Saskatoon’s Persephone Theatre has kicked off $2 million, over three years, fundraising campaign for a three-stage roof repair.
The theatre has been in the building since it was built 17 years ago and Breanne Harmon, the executive director at Persephone, says a very common material for the time was used in the rigid roof installation which has proven to be incompatible with Saskatchewan weather. It expands in hot summer weather and contracts in the cold winter which has created gaps. The lack of flexibility in the material is considered a roof assembly failure.
Harmon says there are three portions of the roof they are addressing and the first one, which they considered the most important, is the fly tower which is over the stage and audience. “We actually have a number of children’s kiddie pools up in our fly gallery which is 60 feet above the stage that captures the water as it falls. We have tarps up there, there’s a sump pump. Our technical director Jody Longworth has spent the last number of years going up and down, it’s about 94 spiral stairs, to get the water out, to sump pump it out, to have it go through the building hatch,” she explains.
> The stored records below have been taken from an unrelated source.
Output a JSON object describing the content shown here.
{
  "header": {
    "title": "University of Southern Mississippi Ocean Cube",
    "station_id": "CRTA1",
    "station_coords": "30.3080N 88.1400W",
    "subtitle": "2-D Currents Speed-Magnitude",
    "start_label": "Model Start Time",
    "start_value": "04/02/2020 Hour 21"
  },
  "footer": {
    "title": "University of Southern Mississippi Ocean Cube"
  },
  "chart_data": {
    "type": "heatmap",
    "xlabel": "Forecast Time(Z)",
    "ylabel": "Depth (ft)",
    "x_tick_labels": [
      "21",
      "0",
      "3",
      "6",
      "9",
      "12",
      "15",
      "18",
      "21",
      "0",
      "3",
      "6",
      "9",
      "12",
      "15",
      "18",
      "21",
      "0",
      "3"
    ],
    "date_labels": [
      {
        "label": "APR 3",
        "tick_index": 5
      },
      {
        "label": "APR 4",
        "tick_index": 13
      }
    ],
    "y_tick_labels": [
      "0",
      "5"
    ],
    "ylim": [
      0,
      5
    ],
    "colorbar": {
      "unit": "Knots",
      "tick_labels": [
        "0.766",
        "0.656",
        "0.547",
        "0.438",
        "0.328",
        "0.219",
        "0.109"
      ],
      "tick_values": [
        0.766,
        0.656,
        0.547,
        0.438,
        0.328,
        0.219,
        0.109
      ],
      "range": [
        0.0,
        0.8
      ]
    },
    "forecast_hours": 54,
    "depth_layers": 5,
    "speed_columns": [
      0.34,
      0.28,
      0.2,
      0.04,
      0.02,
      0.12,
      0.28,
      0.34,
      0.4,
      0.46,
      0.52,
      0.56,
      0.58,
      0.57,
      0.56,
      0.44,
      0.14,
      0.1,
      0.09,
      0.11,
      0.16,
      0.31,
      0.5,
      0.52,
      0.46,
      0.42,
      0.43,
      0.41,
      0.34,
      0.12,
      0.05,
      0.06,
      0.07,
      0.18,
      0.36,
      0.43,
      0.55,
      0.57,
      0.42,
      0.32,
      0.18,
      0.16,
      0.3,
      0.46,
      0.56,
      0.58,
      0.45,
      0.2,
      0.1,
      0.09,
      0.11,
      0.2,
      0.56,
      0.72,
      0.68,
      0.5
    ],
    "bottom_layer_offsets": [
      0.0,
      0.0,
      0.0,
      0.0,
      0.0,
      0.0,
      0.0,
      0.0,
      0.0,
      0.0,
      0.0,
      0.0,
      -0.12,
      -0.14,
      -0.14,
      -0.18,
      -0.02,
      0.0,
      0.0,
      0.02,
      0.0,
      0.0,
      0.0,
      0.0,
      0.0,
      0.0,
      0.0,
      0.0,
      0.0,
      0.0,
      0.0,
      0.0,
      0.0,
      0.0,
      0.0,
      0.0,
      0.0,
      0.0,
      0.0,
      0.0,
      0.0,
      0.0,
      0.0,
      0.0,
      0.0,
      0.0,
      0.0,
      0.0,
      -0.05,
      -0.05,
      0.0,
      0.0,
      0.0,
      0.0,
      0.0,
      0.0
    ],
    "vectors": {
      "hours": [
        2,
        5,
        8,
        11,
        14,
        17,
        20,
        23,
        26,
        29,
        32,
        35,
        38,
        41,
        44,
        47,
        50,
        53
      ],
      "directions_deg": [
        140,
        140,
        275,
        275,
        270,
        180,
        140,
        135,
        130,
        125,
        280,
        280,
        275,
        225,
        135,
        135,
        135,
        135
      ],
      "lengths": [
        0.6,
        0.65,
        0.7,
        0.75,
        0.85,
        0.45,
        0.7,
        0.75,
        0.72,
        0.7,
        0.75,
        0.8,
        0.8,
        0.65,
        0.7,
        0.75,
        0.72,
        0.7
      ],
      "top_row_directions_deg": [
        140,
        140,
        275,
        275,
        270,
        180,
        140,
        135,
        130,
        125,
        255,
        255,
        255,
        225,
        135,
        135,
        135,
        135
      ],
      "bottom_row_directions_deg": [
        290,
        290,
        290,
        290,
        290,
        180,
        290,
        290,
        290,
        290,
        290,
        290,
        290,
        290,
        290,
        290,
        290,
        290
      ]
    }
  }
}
Malcolm and Marilyn Leggett have kicked off the fundraising with a $300,000 donation. Harmon says they have also been successful in securing cultural infrastructure funding from the City of Saskatoon for the first phase of the project which will address the roof over the fly tower. The first portion is slated for repair this summer starting June 24th. They plan to open September 25 which will kick off their 50th milestone season leaving two remaining stages of the roof repair that will need to be undertaken.